HIV/AIDS advocates have long been fighting for changes to the more than 30 state laws nationwide, but they've often met resistance.
Many states passed HIV criminal transmission laws after Congress approved the federal Ryan White Comprehensive AIDS Resources Emergency (CARE) Act in 1990. A provision of that law, which funds essential medical and support services to people with HIV, required every state to certify that its criminal laws were sufficient to prosecute any HIV-infected individual who knowingly exposed another person to the disease – even if they didn't transmit it -- at the height of the epidemic.
But with more understanding of HIV and improved drugs and care management options, the disease is no longer the death sentence it once was. And often, there is less risk of exposure. An HIV-positive person with undetectable levels of the virus in their blood -- common these days thanks to treatment that was in its early stages of use and was unproven when Iowa's law was passed -- isn't likely to transmit it to anyone else.

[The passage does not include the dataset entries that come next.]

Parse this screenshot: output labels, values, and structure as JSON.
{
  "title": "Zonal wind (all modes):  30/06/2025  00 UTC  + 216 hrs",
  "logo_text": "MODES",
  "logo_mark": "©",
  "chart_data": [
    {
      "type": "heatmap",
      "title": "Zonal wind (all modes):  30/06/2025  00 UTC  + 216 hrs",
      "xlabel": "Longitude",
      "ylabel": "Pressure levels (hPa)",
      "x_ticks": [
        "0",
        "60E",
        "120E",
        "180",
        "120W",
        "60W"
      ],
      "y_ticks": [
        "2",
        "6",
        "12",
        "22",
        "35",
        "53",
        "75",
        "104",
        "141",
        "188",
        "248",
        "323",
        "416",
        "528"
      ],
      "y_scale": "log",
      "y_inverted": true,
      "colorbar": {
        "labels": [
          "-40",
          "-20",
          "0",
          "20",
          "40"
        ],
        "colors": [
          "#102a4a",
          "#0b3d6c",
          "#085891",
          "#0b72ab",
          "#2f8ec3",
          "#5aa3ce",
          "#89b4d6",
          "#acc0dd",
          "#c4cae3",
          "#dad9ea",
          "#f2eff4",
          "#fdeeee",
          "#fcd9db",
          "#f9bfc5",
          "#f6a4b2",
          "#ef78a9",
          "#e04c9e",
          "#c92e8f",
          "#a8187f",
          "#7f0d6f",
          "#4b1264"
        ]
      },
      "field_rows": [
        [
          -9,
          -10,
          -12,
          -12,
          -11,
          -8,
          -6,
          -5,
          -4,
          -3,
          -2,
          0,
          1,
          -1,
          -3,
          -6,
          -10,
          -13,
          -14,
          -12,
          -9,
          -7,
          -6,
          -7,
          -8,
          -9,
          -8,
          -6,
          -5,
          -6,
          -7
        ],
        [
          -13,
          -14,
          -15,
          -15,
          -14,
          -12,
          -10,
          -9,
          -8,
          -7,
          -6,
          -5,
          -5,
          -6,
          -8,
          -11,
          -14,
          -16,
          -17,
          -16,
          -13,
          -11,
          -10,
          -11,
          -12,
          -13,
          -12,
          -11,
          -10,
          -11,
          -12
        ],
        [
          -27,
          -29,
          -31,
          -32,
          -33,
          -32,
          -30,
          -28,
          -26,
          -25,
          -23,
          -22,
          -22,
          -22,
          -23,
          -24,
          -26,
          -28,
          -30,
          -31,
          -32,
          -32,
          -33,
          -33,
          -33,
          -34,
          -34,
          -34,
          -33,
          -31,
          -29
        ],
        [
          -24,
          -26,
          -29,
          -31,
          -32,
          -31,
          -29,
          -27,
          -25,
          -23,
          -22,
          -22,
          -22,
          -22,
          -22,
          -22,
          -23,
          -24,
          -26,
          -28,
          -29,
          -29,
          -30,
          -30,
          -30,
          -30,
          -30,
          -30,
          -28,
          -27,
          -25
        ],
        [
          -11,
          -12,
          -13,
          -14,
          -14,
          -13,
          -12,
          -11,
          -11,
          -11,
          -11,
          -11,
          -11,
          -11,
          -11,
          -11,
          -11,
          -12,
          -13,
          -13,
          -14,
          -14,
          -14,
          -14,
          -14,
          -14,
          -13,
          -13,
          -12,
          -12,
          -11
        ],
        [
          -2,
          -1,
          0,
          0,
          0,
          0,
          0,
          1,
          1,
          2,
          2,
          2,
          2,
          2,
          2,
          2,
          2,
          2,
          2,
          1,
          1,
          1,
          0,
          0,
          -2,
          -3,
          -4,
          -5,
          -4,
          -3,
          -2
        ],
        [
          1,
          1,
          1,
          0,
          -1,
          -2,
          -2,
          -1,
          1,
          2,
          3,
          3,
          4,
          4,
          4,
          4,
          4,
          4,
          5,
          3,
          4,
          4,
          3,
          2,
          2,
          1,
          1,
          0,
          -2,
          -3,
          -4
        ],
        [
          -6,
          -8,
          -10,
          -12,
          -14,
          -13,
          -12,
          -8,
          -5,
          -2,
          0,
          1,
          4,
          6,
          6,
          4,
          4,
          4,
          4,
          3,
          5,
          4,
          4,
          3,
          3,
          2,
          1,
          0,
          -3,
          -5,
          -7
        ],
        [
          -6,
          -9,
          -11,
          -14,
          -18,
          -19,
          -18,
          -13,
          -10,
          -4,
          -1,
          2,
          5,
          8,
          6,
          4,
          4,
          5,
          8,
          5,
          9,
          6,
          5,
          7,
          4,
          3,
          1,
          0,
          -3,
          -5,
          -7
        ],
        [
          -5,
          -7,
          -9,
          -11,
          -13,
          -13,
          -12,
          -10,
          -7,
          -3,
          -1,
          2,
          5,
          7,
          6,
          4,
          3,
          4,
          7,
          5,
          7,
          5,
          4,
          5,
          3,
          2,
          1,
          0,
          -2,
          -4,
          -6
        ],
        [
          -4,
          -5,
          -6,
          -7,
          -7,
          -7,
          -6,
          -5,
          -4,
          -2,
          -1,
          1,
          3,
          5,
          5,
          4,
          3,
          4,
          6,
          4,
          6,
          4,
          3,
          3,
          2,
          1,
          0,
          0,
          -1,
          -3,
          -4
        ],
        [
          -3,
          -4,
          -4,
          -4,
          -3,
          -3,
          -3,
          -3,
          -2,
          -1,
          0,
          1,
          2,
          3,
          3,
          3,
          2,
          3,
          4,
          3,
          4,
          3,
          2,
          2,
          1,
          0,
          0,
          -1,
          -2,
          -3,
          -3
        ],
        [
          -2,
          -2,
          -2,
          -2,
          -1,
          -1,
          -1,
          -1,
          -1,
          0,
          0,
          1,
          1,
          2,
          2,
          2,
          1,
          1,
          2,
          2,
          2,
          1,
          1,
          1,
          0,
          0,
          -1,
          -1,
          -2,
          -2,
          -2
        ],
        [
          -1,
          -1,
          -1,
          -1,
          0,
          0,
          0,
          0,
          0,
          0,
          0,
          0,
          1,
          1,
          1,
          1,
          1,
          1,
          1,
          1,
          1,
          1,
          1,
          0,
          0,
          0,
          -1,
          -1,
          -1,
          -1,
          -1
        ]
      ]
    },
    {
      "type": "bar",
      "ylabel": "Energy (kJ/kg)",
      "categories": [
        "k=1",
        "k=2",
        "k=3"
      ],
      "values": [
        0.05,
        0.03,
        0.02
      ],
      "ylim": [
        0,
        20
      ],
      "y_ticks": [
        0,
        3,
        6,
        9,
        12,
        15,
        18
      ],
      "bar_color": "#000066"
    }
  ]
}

Criminal exposure statutes should be changed to take the modern realities of living with HIV into account, advocates say.
The federal government has agreed: The U.S. government's Office of National AIDS Policy said studies show that intentional transmission is "atypical and uncommon" and has called on states to re-consider their statutes. The Presidential Advisory Council on HIV/AIDS, has weighed in, too, issuing a resolution in 2013 calling for an end to the HIV-specific statutes.
Most of the state laws were passed before studies showed that antiretroviral therapy reduces the risk of HIV transmission, according to a recent article by the Centers for Disease Control and Prevention and the Justice Department.